Marche contre le racisme : 1983-2023, même combat ?
À l'occasion des 40 ans de la marche des Beurs, la Nazairienne Marie-Laure Mahé, une marcheuse de l’époque, raconte… Avant de battre de nouveau et joyeusement le pavé, ce 18 novembre, entre autres animations.

Marie-Laure Mahé (à gauche et en médaillon à droite), membre du Mrap (Mouvement contre le racisme pour l'amitié entre les peuples) et Vincent Rebérioux de la Ligue des droits de l’homme.
Elle avait 21 ans.
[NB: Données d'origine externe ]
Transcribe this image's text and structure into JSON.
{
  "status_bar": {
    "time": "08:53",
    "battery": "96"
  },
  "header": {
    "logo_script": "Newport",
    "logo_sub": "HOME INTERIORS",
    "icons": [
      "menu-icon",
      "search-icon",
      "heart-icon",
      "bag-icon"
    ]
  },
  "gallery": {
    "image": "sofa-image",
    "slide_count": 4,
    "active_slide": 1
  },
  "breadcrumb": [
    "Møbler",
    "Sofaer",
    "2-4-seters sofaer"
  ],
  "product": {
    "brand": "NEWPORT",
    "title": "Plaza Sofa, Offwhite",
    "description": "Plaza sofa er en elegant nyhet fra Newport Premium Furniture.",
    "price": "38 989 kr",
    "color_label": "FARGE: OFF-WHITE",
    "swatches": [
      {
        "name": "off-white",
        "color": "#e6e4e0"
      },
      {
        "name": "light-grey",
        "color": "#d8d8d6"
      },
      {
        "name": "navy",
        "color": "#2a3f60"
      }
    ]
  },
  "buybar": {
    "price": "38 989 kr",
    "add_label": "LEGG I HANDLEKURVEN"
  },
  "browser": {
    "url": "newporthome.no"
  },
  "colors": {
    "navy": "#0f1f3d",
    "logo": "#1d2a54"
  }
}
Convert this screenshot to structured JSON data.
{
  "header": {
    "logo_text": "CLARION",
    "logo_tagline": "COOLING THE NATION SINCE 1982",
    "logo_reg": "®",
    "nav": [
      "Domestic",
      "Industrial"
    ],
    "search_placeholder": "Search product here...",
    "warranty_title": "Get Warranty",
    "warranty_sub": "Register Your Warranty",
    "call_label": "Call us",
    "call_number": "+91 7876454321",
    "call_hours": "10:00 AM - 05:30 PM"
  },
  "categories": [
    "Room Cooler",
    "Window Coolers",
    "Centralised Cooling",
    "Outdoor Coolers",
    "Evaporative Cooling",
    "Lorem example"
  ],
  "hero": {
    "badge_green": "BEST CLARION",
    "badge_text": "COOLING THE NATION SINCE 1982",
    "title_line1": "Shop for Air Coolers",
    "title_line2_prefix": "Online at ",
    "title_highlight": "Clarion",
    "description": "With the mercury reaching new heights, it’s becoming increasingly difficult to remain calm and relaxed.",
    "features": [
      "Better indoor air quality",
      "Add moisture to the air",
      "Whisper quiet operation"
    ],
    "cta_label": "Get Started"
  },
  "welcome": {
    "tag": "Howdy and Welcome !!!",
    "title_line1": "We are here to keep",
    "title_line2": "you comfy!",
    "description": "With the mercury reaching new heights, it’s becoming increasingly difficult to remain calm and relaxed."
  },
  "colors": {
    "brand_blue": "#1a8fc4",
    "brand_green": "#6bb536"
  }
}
L’âge des marcheurs, « ils étaient dix » à la toute base, se souvient Marie-Laure Mahé qui a participé à la marche pour l’égalité et contre le racisme ; 1 500 km bras dessus bras dessous avant d’ajouter : « Tous étaient issus des Minguettes. » Un quartier de la banlieue sud de Lyon, là où tout a commencé. C’était en 1983, en octobre 1983. Une époque sous tension, la France est le théâtre d’une série de « crimes racistes ». Quatre mois avant, le 20 juin 1983, Toumi Djaïdja, 19 ans, se faisait tirer dessus par un policier. Les sittings, les grèves de la faim en faveur de la non-violence n’ont pas eu l’effet escompté. Le leader de SOS Avenir Minguettes (bien avant SOS Racisme) décide alors, depuis son lit d’hôpital, de lancer cette marche, avec plusieurs jeunes de la cité et Christian Delorme en tête de cortège, le curé des Minguettes ainsi surnommé. Ni une ni deux, Marie-Laure Mahé les rejoint. Une évidence à ses yeux, avec cette « conviction » profondément ancrée « qu’il fallait être là ». Faire cause commune pour faire société, son leitmotiv : « Pour dire stop aux préjugés, aux incompréhensions, aux haines », lance celle qui est partie de Marseille ce 15 octobre 1983 – ils étaient 17 au total – avant de rejoindre Paris ce 3 décembre où près de 100 000 personnes s’étaient rassemblées ! Une marche – sommairement appelée “la marche des Beurs” –, et un écho retentissant… François Mitterrand les reçoit à l’Élysée, « une vraie reconnaissance », un changement de regard qui s’opère et des revendications entendues et actées dont, celle majeure, de la carte unique de résidence de 10 ans…
La faire vivre dans les mémoires
Quarante ans et « 88 députés d’extrême-droite » plus tard, « il faut recommencer », lance Vincent Rebérioux de la Ligue des droits de l’homme. Qui avec cinq autres associations [Mouvement contre le racisme pour l’amitié entre les peuples (Mrap), MQ Avalix, Collectif urgence sociale, Femmes solidaires et Les Ami.e.s de May] invite les citoyens, ce 18 novembre, à une déambulation pacifiste et festive de Maison de quartier en Maison de quartier. S’ensuivra la projection le 24 novembre du documentaire de Mogniss Abdallah, Minguettes 83, (MQ d’Avalix, 18h). Cinéma toujours avec La marche, de Nabil ben Yadir, suivie d’un débat avec des acteurs de l’époque, le 16 novembre (Cinéville, 19h30). Et « pour faire vivre cette marche dans les mémoires » et l’inscrire dans le roman national, une grande exposition se tiendra jusqu’au 24 novembre. Alors, regardons-la, marchons, et agissons. Et pas les uns contre les autres !
/// Programme
• Samedi 18 novembre, déambulation, à vélo ou à pied : Bouletterie (13h30, la genèse de la marche), Chesnaie (14h20, les revendications de la marche), Avalix (15h15, lecture des doléances / chants avec le Fol atelier), Petit caporal (16h, chanson avec Cavamania batacada), Prézégat (17h, “40 ans après la marche, où en sommes nous dans les quartiers ?”/ danse avec les Ghetto twins).
• Exposition nationale sur la marche visible aux MQ Avalix, Immaculée, Chesnaie, jusqu’au 24 novembre.
• Cinéma : La marche, de Nabil ben Yadir, suivie d’un débat avec des acteurs de l’époque, le 16 novembre, Cinéville, 19h30, tarifs : 7,80 €, 5,50 €. Minguettes 83, documentaire de Mogniss Abdallah, le 24 novembre, MQ Avalix, 18h, gratuit.